Ability to buy food, shelter and clothing as well as to pay for healthcare and education needs is essential for our survival. If we don’t have enough money to do so, our well being suffers.
Unfortunately, most Americans lack proper education and training to manage the basic financial needs and lack the knowledge needed to provide lifelong wellbeing for themselves and their families.
Here are quotes from Time Magazines on the extent of the problem. “A number of surveys illustrate the extent of the problem, showing that a substantial proportion of American population fail the basic financial literacy tests. In a study conducted by fellows of the TIAA-CREF Institute, Americans over 50 were asked three questions. To answer them correctly, they needed to understand interest rates, the effects of inflation, and the concept of risk diversification. Only one-third of the respondents were able to correctly answer all three questions.”
“The problem is likely to become worse as Generations X and Y head into middle age: A recent survey from the Financial Industry Regulatory Authority (FINRA) found that young Americans were less likely to be financially capable than older Americans. However, that’s hardly surprising. Even though financial decision-making is more complex today than ever before, 26 states have no financial literacy requirements at all in their K-12 education systems. Only four states mandate that students take a personal finance class in high school.” “Minorities, along with women, have some of the lowest financial literacy rates in the nation”. “People who have a lower degree of financial literacy tend to borrow more, accumulate less wealth, and pay more in fees for financial products. They are less likely to invest, more likely to have trouble with debt, and less likely to know the terms of their mortgages and other loans.”

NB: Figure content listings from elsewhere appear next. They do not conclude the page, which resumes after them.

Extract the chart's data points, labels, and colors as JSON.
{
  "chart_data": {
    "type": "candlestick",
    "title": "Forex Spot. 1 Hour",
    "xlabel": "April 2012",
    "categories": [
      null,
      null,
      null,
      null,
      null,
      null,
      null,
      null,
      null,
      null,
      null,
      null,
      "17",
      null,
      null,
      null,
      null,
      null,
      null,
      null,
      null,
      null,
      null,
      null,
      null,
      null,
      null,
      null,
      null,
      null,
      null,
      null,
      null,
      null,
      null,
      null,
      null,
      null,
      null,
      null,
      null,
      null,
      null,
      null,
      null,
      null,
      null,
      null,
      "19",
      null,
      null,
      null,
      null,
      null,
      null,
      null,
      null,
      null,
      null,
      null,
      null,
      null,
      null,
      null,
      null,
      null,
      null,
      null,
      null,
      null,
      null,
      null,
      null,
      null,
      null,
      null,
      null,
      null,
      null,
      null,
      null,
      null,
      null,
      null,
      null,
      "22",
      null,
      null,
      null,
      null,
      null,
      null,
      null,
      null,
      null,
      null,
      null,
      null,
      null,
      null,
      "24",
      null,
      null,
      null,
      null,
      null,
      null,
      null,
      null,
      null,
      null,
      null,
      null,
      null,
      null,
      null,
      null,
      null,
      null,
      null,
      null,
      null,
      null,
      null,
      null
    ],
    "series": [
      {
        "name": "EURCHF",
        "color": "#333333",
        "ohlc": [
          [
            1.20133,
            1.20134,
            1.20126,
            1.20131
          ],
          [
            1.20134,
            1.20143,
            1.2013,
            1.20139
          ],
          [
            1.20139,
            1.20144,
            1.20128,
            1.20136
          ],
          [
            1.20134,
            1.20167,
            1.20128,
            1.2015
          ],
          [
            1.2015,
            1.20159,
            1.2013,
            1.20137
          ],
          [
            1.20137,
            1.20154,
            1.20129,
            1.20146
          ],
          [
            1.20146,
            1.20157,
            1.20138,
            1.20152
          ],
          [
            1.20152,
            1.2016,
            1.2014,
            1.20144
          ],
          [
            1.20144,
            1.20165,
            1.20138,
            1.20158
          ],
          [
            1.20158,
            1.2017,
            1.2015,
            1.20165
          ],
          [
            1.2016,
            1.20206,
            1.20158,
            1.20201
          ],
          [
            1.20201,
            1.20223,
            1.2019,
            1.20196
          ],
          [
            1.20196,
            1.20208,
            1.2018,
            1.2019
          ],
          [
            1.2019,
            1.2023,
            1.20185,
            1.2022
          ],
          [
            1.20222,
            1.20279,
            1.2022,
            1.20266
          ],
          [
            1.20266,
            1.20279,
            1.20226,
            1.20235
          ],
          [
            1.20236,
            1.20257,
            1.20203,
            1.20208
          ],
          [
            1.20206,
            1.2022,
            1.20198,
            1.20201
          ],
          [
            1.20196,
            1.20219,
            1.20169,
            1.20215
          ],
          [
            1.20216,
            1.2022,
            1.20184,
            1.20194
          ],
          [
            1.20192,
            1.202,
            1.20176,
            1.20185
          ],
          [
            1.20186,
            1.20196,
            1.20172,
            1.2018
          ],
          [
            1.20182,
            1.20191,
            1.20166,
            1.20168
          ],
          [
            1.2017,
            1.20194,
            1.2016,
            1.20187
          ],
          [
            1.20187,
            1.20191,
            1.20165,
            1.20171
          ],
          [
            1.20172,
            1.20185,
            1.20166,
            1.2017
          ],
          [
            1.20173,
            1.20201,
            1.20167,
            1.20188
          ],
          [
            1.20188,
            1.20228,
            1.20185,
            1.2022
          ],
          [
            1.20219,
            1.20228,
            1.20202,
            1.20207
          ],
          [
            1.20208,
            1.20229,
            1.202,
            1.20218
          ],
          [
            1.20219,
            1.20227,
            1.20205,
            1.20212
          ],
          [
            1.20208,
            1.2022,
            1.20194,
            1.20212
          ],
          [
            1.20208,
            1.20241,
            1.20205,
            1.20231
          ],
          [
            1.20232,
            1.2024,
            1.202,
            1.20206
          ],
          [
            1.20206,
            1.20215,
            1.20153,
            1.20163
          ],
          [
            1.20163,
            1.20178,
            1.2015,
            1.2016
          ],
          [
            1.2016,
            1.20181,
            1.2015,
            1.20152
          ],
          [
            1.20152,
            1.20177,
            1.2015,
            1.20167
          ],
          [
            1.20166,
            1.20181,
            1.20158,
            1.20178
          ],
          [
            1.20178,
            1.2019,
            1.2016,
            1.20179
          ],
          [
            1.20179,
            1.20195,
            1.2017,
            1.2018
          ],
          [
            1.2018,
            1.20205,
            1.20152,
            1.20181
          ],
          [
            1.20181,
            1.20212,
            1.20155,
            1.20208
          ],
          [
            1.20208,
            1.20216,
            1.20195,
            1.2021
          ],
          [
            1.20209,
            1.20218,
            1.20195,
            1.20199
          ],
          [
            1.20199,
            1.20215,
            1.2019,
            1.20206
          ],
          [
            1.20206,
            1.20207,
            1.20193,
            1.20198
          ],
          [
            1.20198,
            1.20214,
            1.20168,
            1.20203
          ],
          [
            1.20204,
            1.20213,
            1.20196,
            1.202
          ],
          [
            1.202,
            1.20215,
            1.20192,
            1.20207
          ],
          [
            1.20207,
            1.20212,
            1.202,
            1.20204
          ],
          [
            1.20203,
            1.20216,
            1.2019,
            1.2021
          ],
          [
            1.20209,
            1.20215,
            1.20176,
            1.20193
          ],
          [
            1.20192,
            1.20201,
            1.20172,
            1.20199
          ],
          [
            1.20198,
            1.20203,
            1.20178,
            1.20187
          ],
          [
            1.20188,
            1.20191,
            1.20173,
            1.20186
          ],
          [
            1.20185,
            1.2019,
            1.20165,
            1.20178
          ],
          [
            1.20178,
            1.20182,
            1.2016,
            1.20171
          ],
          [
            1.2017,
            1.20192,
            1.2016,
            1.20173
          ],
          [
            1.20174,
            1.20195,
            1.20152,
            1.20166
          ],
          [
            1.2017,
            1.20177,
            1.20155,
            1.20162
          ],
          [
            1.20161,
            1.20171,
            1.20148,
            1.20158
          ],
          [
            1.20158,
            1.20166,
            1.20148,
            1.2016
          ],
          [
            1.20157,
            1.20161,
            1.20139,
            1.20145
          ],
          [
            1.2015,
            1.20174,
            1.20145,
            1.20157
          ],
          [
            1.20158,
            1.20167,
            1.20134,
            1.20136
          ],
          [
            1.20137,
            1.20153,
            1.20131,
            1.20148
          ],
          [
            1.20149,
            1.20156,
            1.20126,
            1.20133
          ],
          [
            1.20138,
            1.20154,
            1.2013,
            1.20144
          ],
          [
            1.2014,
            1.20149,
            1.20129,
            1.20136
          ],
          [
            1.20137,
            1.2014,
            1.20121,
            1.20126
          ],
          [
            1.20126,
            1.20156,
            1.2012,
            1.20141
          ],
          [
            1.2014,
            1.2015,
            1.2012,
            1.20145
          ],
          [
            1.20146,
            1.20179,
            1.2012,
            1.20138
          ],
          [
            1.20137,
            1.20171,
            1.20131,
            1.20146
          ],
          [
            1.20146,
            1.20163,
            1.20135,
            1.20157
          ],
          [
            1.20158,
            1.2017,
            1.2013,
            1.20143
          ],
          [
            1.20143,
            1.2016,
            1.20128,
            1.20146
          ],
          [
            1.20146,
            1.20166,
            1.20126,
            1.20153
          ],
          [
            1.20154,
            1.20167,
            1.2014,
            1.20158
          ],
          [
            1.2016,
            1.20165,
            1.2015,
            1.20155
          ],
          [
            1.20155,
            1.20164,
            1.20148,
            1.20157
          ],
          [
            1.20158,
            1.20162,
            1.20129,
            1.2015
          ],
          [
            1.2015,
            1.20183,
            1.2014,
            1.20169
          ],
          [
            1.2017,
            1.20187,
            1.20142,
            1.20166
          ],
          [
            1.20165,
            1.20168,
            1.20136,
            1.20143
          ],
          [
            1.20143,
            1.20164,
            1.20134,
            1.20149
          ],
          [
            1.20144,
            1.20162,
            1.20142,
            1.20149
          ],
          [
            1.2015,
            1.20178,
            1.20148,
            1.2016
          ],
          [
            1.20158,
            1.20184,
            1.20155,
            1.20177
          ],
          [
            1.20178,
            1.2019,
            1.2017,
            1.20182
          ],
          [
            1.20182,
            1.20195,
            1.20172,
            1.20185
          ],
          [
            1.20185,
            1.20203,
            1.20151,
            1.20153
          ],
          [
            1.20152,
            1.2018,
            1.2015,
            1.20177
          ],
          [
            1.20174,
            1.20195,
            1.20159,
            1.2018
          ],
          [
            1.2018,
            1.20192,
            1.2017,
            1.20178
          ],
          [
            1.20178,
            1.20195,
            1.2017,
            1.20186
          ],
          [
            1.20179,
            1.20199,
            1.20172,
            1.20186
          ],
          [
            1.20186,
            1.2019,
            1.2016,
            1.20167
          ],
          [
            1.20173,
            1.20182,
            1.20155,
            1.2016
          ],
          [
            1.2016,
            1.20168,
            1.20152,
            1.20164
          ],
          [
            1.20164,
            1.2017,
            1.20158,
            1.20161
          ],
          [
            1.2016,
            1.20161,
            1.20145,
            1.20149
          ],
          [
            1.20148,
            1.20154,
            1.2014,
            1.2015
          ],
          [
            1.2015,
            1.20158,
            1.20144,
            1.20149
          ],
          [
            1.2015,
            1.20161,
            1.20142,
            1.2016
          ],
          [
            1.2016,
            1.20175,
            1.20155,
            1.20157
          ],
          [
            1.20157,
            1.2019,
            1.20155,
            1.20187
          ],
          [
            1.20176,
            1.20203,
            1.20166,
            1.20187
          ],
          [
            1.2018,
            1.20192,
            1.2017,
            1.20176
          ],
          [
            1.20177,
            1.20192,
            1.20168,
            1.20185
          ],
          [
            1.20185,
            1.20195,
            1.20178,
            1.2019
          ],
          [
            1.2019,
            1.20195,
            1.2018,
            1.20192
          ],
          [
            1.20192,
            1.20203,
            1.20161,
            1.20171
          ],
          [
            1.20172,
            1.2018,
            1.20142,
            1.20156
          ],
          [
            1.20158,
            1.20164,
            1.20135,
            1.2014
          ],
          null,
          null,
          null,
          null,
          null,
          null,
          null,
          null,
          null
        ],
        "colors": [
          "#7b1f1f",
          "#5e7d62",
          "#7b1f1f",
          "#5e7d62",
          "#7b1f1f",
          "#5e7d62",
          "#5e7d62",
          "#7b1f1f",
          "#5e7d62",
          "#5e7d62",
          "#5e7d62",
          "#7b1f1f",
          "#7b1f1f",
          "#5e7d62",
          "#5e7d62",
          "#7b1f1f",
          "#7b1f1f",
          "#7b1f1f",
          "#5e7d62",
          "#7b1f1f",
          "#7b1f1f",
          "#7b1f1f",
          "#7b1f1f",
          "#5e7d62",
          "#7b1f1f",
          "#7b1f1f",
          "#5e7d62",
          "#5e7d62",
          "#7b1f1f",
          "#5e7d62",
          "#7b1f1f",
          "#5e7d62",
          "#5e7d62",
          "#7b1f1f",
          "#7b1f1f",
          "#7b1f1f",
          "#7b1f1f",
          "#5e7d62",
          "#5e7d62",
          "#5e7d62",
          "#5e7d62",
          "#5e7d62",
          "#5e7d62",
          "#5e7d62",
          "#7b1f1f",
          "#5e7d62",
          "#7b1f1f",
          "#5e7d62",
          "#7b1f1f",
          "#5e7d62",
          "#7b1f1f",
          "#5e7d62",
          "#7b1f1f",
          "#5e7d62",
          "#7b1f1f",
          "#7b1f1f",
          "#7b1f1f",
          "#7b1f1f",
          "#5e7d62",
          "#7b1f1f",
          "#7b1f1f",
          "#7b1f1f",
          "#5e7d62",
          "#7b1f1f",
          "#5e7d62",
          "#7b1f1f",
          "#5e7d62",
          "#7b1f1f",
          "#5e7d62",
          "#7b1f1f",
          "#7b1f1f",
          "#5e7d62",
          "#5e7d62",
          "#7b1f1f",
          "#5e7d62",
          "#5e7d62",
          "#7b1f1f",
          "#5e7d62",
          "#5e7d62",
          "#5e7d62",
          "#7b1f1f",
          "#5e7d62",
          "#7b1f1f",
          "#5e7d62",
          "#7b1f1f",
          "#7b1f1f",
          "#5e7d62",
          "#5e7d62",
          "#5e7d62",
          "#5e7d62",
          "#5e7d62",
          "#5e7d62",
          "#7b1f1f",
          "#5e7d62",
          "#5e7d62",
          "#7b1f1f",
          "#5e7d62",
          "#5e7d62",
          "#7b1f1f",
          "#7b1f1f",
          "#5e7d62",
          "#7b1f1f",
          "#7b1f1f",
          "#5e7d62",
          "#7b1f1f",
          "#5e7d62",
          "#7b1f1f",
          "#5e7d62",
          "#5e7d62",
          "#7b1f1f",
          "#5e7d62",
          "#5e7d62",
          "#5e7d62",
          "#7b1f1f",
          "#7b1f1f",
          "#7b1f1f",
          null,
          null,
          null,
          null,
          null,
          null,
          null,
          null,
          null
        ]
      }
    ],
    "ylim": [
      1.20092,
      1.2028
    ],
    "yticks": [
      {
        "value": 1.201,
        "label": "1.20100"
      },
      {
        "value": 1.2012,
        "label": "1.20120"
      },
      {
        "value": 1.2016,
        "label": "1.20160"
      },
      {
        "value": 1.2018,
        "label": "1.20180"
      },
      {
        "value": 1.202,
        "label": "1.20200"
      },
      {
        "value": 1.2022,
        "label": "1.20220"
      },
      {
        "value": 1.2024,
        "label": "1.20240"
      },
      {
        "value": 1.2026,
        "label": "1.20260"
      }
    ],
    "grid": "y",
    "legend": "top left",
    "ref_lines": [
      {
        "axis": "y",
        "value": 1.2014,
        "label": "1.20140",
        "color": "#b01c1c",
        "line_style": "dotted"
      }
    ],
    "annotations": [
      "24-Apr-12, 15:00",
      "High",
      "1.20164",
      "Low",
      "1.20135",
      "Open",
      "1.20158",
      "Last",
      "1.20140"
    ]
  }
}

Financial education must start early. Like reading and math, financial education must become part of the core curriculum in our schools. Likewise, parents should engage in regular, constructive conversations about money matters to give kids a solid foundation for financial well being. Teaching our kids to be financially savvy is a gift – one that will keep on giving throughout the course of their lives. Help your children develop positive financial habits and teaching them early!